Un bébé sous Prozac ? Cette abomination semble pourtant bien réelle, en témoigne un récent article du New York Times intitulé Still in a Crib, Yet Being Given Antipsychotics ("Encore à la crèche et déjà sous antidépresseurs") dans lequel le journal rend compte des derniers chiffres délivrés par l'IMS Health. Ce groupe de consulting médical a en effet livré des données plus qu'inquiétantes sur un phénomène pourtant bien réel. Ainsi en 2014, près de 20 000 prescriptions d'antipsychotiques tels que le Rispéridone (Risperdal) ou le Seroquel auraient été établies pour des enfants âgés de moins de deux ans, faisant ainsi bondir de 50% lesdites prescriptions. Quant au célèbre Prozac, l'IMS Health relate que 83 000 prescriptions auraient également été rédigées à l'attention des tout-petits, "tempérant" toutefois ce chiffre en précisant que sur les 83 000, beaucoup étaient certainement destinées aux mêmes patients, estimant toutefois à 10 000 le nombre de bébés mis sous Prozac en 2014.
Interrogés par le New York Times, la dizaine de pédopsychiatres se sont déclarés étonnés par de tels chiffres, d'autant que ces médicaments ne sont habituellement prescrits qu'aux sujets âgés de 5, voire 8 ans minimum, et qu'aucun recul ni étude ne permet de prévoir les conséquences d'un tel traitement sur le développement de l'enfant.

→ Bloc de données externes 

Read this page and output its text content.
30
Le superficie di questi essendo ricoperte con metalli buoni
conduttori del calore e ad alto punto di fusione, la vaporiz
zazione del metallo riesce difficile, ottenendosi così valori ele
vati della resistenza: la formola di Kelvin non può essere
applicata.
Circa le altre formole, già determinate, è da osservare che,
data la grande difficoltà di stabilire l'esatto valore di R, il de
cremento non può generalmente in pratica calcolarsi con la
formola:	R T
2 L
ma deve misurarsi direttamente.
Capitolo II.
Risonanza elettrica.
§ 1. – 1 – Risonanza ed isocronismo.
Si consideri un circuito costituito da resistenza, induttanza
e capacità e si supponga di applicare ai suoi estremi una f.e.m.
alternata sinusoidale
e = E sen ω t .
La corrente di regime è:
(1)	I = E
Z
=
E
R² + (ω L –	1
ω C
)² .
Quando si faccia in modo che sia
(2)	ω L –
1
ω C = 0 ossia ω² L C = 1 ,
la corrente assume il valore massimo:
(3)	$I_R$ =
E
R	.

S'il pourrait dans certains cas s'agir de prescriptions destinées aux parents, et passés sur l'assurance santé de l'enfant, il semble pourtant bien que, désarmés devant les comportements violents, hyperactifs ou encore apathiques de certains bébés, les médecins consultés cèdent devant le désarroi des familles, administrant ces produits pourtant dangereux.
Car le problème semble bien découler de l'ignorance des spécialistes consultés, les pédopsychiatres étant bien trop peu nombreux aux Etats-Unis (8350 en tout pour 320 millions d'habitants). Soumis à de longues listes d'attente, mais aussi aux prix parfois très élevés de telles consultations, les familles déroutées par le comportement de leur bébé se résigneraient ainsi souvent à consulter le pédiatre familial, voire un médecin généraliste non formé à ce type de pathologies. Pourtant, il existe bien des façons de traiter les troubles du comportement chez l'enfant et, même chez les sujets plus âgés, les pédopsychiatres conseillent vivement de toujours accompagner la prescription d'antidépresseurs d'un suivi psychologique.